Table 2.
Genotype | GCR rate*‡ | 95% confidence interval |
Telomere addition (clones analyzed) |
---|---|---|---|
WT | 1.0 ± 0.5† | 0.18–2.27 | 0% (10) † |
WT + MMC | 5 ± 4 | 2.52–11.5 | N.D. |
sgs1Δ | 16 ± 5† | 5.15–37.4 | 0% (15) † |
sgs1-KA | 14 ± 3 | 13.1–40.1 | 46±14% (24) |
hrq1Δ | 4 ± 2 | 3.19–12.6 | 77 ± 2.9% (26) |
hrq1Δ + MMC | 115 ± 30 | 89.6–188 | N.D. |
hrq1-KA | 5 ± 3 | 3.48–16.7 | 4.5 ± 3.9% (22) |
hrq1-KA + MMC | 132 ± 42 | 46.5–246 | N.D. |
pif1-m2 | 76 ± 8† | 36.4–125 | 93 ± 7.6% (56) † |
Gross-chromosomal rearrangement (GCR) rates are the average of ≥3 independent experiments and are normalized to the WT rate (1.5±0.7×10−10 events/generation). ± denotes standard deviation. + MMC denotes growth in media containing mitomycin C.
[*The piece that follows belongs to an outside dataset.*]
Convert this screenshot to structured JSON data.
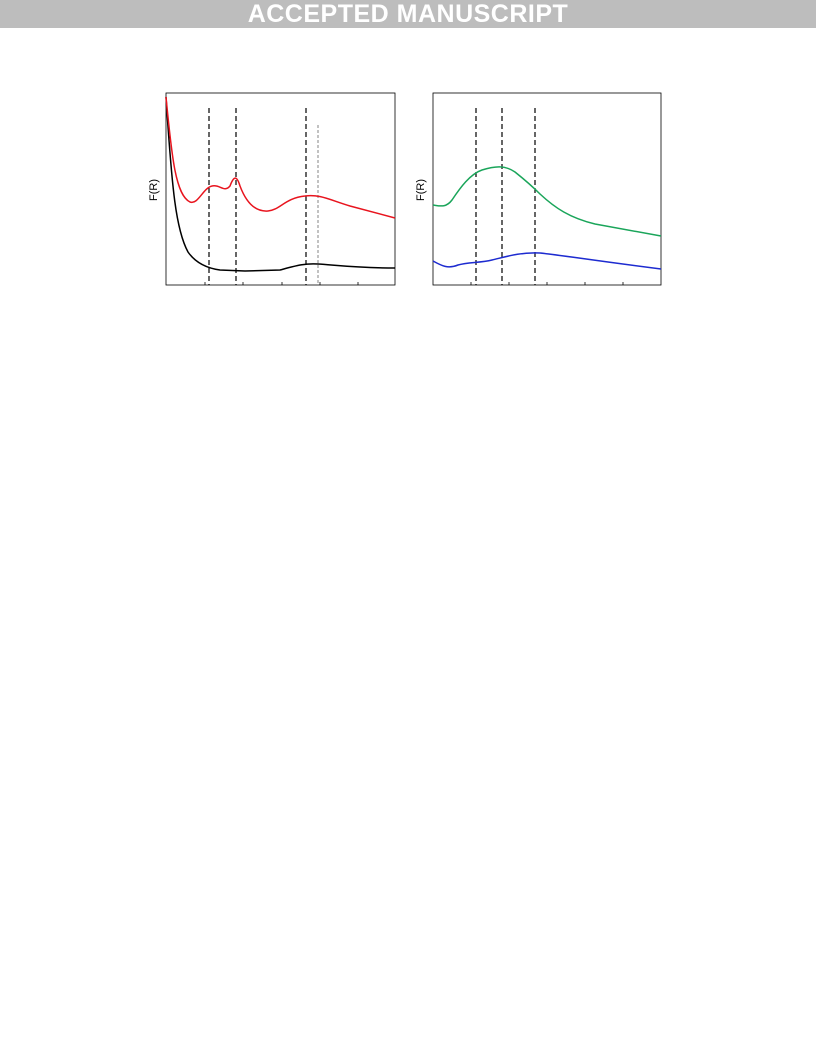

p-values were calculated for the GCR rates for all pairwise combinations of strains. All mutant rates are significantly different from WT (p=0.025, sgs1Δ; p=0.020, sgs1-KA; p=0.043, hrq1Δ; p=0.048, hrq1-KA; and p<0.00005, pif1-m2). All rates are significantly different from pif1-m2 (all p≤0.008). The hrq1Δ and hrq1-KA GCR rates are not significantly different from either the sgs1Δ or sgs1-KA rates (all p≥0.078). For telomere additions, the frequency in pif1-m2 cells was significantly different from all other strains (all p<0.030), and the frequencies between hrq1Δ and hrq1-KA were also significantly different (p=0.0002).
Data from (Paeschke et al., 2013), though it was collected at the same time as the other data.